Полированная сталь замерцала при луне. В тишине щелкнул взведенный курок. Загоскин не отошел от окна.
— Отважный ты, однако, барин! — Мужик, сильно прижав курок сверху большим пальцем, давил указательным на спуск. — Разные люди есть, и разные случаи бывают, — вдруг, я к примеру говорю, палец у меня с курка сорвался или на меня какое мечтанье нашло? — Филатка оскалил крупные зубы. На голубом лице светились белки глаз, темных и неподвижных, волосы его, казалось, поднялись дыбом. Так продолжалось несколько мгновений. — Для нас все бары одинаковы, — сказал Филатка. — У тебя, али у отца там, крепостные, поди, тоже есть. Мне, может, в твоей жизни разбираться и некогда. Я за твоей душой прийти мог. Но меня не бойся, — промолвил он уже спокойно, наклоняя дуло ружья к земле. — Вишь оно как — не сорвался палец-то. Пулей заряжено?

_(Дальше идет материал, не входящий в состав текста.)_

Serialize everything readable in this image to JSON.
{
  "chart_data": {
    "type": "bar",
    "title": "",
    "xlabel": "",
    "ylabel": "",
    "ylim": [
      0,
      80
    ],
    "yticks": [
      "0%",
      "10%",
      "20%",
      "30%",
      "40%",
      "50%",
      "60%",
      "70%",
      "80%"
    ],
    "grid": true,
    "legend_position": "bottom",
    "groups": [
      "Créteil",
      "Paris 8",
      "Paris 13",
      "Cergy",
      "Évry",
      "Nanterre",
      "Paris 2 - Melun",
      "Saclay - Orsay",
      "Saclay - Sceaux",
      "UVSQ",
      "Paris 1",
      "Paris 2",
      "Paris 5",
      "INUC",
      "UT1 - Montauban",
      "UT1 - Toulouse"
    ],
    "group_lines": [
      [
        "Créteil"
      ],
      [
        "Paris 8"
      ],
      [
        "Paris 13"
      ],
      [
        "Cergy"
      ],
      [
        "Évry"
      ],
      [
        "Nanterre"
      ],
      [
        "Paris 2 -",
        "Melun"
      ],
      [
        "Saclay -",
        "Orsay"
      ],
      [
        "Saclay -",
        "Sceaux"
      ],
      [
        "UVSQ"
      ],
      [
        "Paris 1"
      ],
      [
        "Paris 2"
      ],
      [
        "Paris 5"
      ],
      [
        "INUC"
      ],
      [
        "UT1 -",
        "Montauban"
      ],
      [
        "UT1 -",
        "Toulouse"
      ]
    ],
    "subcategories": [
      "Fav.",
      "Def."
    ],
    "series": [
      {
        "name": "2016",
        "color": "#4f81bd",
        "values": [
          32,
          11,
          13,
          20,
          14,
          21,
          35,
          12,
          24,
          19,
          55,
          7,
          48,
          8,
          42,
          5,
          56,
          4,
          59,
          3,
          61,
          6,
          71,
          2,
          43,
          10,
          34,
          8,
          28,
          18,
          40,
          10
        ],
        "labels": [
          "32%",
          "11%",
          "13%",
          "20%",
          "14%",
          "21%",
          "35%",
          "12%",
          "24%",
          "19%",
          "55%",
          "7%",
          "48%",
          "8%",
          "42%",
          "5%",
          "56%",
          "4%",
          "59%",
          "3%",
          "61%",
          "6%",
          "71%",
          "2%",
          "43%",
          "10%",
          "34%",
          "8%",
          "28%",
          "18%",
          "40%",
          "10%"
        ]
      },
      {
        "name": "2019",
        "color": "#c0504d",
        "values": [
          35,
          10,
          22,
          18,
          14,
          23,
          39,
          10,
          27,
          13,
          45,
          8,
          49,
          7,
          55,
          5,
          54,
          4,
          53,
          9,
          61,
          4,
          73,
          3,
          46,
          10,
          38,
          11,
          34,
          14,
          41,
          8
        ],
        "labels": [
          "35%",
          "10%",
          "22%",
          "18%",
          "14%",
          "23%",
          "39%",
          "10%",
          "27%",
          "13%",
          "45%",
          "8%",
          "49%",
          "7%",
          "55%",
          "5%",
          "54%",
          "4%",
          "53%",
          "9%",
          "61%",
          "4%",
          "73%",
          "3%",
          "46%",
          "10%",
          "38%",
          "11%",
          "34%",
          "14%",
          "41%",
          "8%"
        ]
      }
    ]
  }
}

— Да… Обожди, не уходи. Чем же, однако, ты в лесу кормишься?
— Ягоды да грибы… На тетерок, глухарей силки делал. Огонь кресалом выбивал. Кормился, да не дюже.
Загоскин вспомнил о том, как умирающие глухари клевали ему руки, как он пил их кровь, когда шел один по Аляске.
Он открыл ящик стола и достал из его глубины — один за другим — пять зарядов.
— Вот береженье жизни моей вышло! — в восторге сказал мужик, вынул из-за пазухи кисет и побросал в него заряды. — Слушай, барин. За Давыдовым болотом медведь громаднейший бродит — уж который день. Матерый медведь, весь в репьях. Он, поди, там и зимовать метит. Ты его проведай хорошенько; будешь со своей бабой медвежатину есть, меня вспомнишь. Ну… а случаем, если поймают меня, — конечно, не выдам. По крайности скажу, что в окно влез, да и украл… Поверят! Нешто видано где, чтобы господа разбойникам ружья давали? Ну, прощевай, барин… Вовек не забуду!